Adopting the 'poignant descriptive words' of Munby J (as he then was) in Re D (Intractable Contact Dispute: Publicity)  1 FLR 1226, His Honour Judge Clifford Bellamy began his judgment in Warwickshire County Council v TE & Ors  EWHC B19 yesterday as follows:
"On 21 July 2010 a wholly deserving father left my court in tears having been driven to abandon his battle to implement an order which I had made on 4th January 2010 that his son, S, now aged 12, should move to live with him."
So ends ligation relating to child S, which has been before the court almost continuously since June 1999.
The essential facts of the case are as follows:
1. The child S was born on 5th March 1998.
2. S's parents separated before he was born.
3. In June 1999 the father applied for and obtained contact, which eventually included staying contact.
4, The contact broke down in February 2006.
5. Over the next four years "immense energy and resources were invested in trying to reinstate a meaningful relationship between father and son", but those efforts failed.
6. The father applied for a residence order and on 4th January 2010 residence was transferred from mother to father - see S (A Child), Re  EWHC 192. The court found that S had suffered emotional harm, that S had become alienated from his father and that there was a risk that the long-term consequences of alienation and estrangement from his father could be damaging to S's welfare.
7. The mother appealed and on 21st January her application for permission to appeal was dismissed by the Court of Appeal - Re S (A Child)  EWCA Civ 219.
8. On the 3rd March the court ordered that the mother should take S to the father's home on 11 March, failing which the services of the Tipstaff would be engaged to implement the transfer the next day (S (A Child)  EWHC B2).
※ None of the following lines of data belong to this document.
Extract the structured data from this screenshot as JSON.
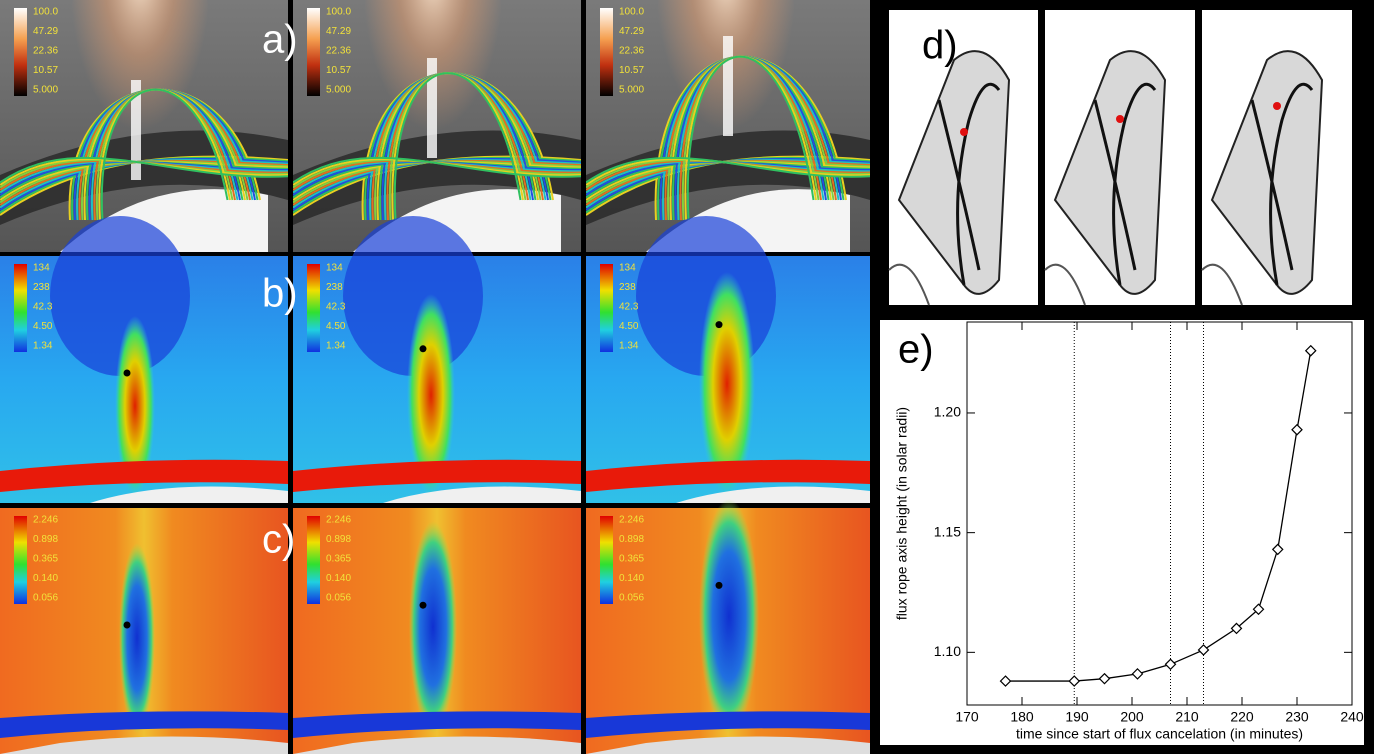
{
  "panels": {
    "a": {
      "label": "a)",
      "colorbar": [
        "100.0",
        "47.29",
        "22.36",
        "10.57",
        "5.000"
      ]
    },
    "b": {
      "label": "b)",
      "colorbar": [
        "134",
        "238",
        "42.3",
        "4.50",
        "1.34"
      ]
    },
    "c": {
      "label": "c)",
      "colorbar": [
        "2.246",
        "0.898",
        "0.365",
        "0.140",
        "0.056"
      ]
    },
    "d": {
      "label": "d)"
    }
  },
  "chart_data": {
    "type": "line",
    "label": "e)",
    "x_label": "time since start of flux cancelation (in minutes)",
    "y_label": "flux rope axis height (in solar radii)",
    "x": [
      177,
      189.5,
      195,
      201,
      207,
      213,
      219,
      223,
      226.5,
      230,
      232.5
    ],
    "series": [
      {
        "color": "#000000",
        "values": [
          1.088,
          1.088,
          1.089,
          1.091,
          1.095,
          1.101,
          1.11,
          1.118,
          1.143,
          1.193,
          1.226
        ]
      }
    ],
    "xlim": [
      170,
      240
    ],
    "xticks": [
      170,
      180,
      190,
      200,
      210,
      220,
      230,
      240
    ],
    "ylim": [
      1.078,
      1.238
    ],
    "yticks": [
      {
        "value": 1.1,
        "label": "1.10"
      },
      {
        "value": 1.15,
        "label": "1.15"
      },
      {
        "value": 1.2,
        "label": "1.20"
      }
    ],
    "vlines": [
      189.5,
      207,
      213
    ]
  }
}
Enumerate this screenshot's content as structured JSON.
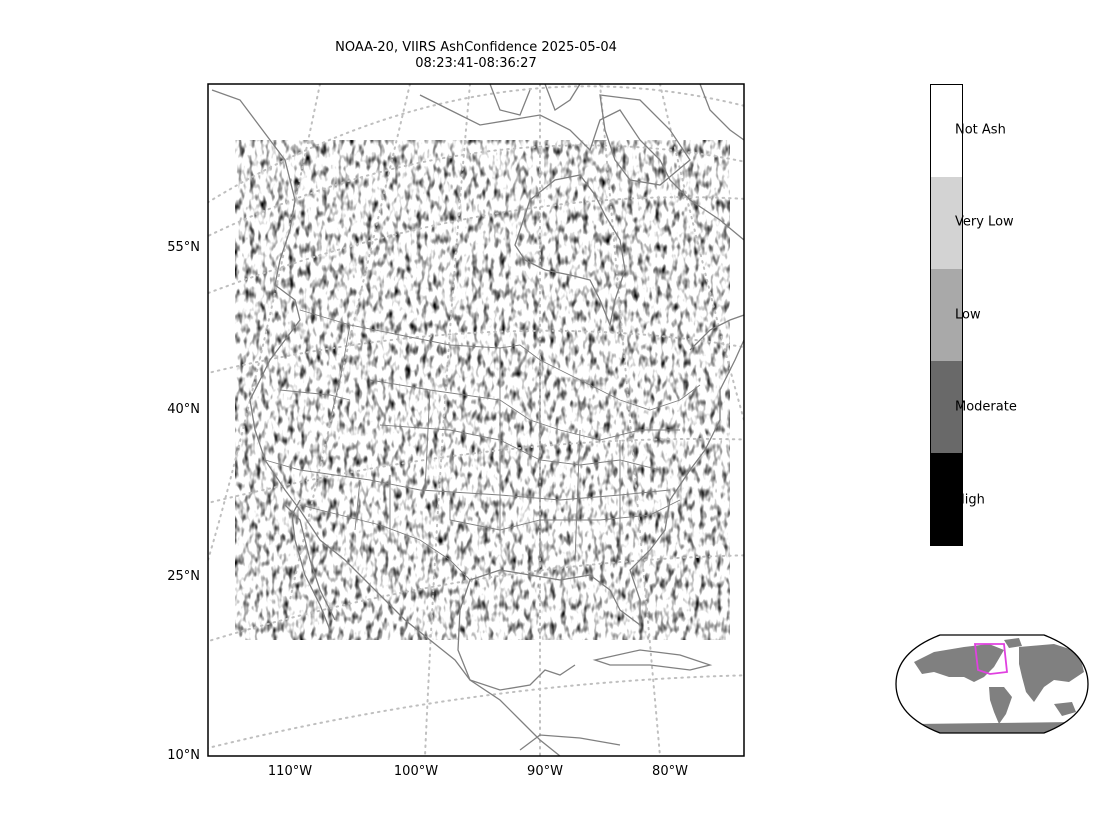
{
  "title": {
    "line1": "NOAA-20, VIIRS AshConfidence 2025-05-04",
    "line2": "08:23:41-08:36:27"
  },
  "lat_ticks": [
    "55°N",
    "40°N",
    "25°N",
    "10°N"
  ],
  "lon_ticks": [
    "110°W",
    "100°W",
    "90°W",
    "80°W"
  ],
  "colorbar": {
    "categories": [
      {
        "label": "Not Ash",
        "color": "#ffffff"
      },
      {
        "label": "Very Low",
        "color": "#d3d3d3"
      },
      {
        "label": "Low",
        "color": "#a9a9a9"
      },
      {
        "label": "Moderate",
        "color": "#696969"
      },
      {
        "label": "High",
        "color": "#000000"
      }
    ]
  },
  "colors": {
    "coastline": "#808080",
    "gridline": "#bfbfbf",
    "land_inset": "#808080",
    "extent_box": "#e040e0"
  }
}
9. S appealed against this decision and on 17th March his appeal was allowed – Re S (A Child)  EWCA Civ 325. The Court of Appeal ordered that there should be an interim care order in favour of the local authority until 7 April; that S should be transferred to an identified foster placement after school the next day, on 18 March; that reintroduction of father and son should take place by face to face contact beginning the following day, 19 March; that transfer of S to his father's care should be effected by 27 March; that the mother's contact should be restricted to indirect contact by telephone; and that the matter should be listed for further directions on the 25th March.
10. S refused to engage in any attempted contact with his father and the social worker became 'most concerned for his emotional and mental health', advising the father that she 'did not believe that any further good could come with S remaining in foster care'.
11. Accordingly, at the hearing on 25th March the father agreed that S should return to his mother, though under the auspices of the interim care order.
12. Thereafter, further attempts at contact were made, but the boy continued to refuse to engage.
13. On the 13th July the father's counsel informed the court that he no longer intended to seek the implementation of the residence order made on 4th January.
14. The parents then agreed that there should be a residence order in favour of the mother; that there should be a supervision order in favour of the local authority for one year; that the father have indirect contact only and that pursuant to s.91(14) Children Act 1989 neither parent shall, without the permission of the court, make any further application in respect of the child until he has reached the age of 16. On the 21st July the court approved an order in these terms.
The reason for this judgment is set out by Judge Bellamy in paragraph 11:
"This has been an extraordinary case. The two Court of Appeal decisions attracted wide publicity. There has also been significant professional interest. Against that background I was persuaded that it would not be appropriate to end this case simply by the court approving an order agreed between the parties. In his position statement for the hearing on 21 July, Mr Vater, counsel for the local authority, made the point that the story did not end with the last hearing before the Court of Appeal. He submitted that 'before that decision or those preceding it are relied upon in other, similar cases, either by any experts for the purposes of research or lawyers in support of their cases, the full story should be recorded.' I agree. That is the purpose of this judgment."
Having set out the full story, Judge Bellamy concluded his judgment with some reflections on some of the issues that arose, including discussing the concept of alienation, dealing with a case involving an alienated child and the need for evidence from an appropriately experienced expert.
To end on a slightly more hopeful note, the judgment has as a postscript an email from the guardian describing a meeting at which S was informed of the final order. After the meeting S told the guardian 'that this was not the end and he would think about seeing his father after his GCSE's'.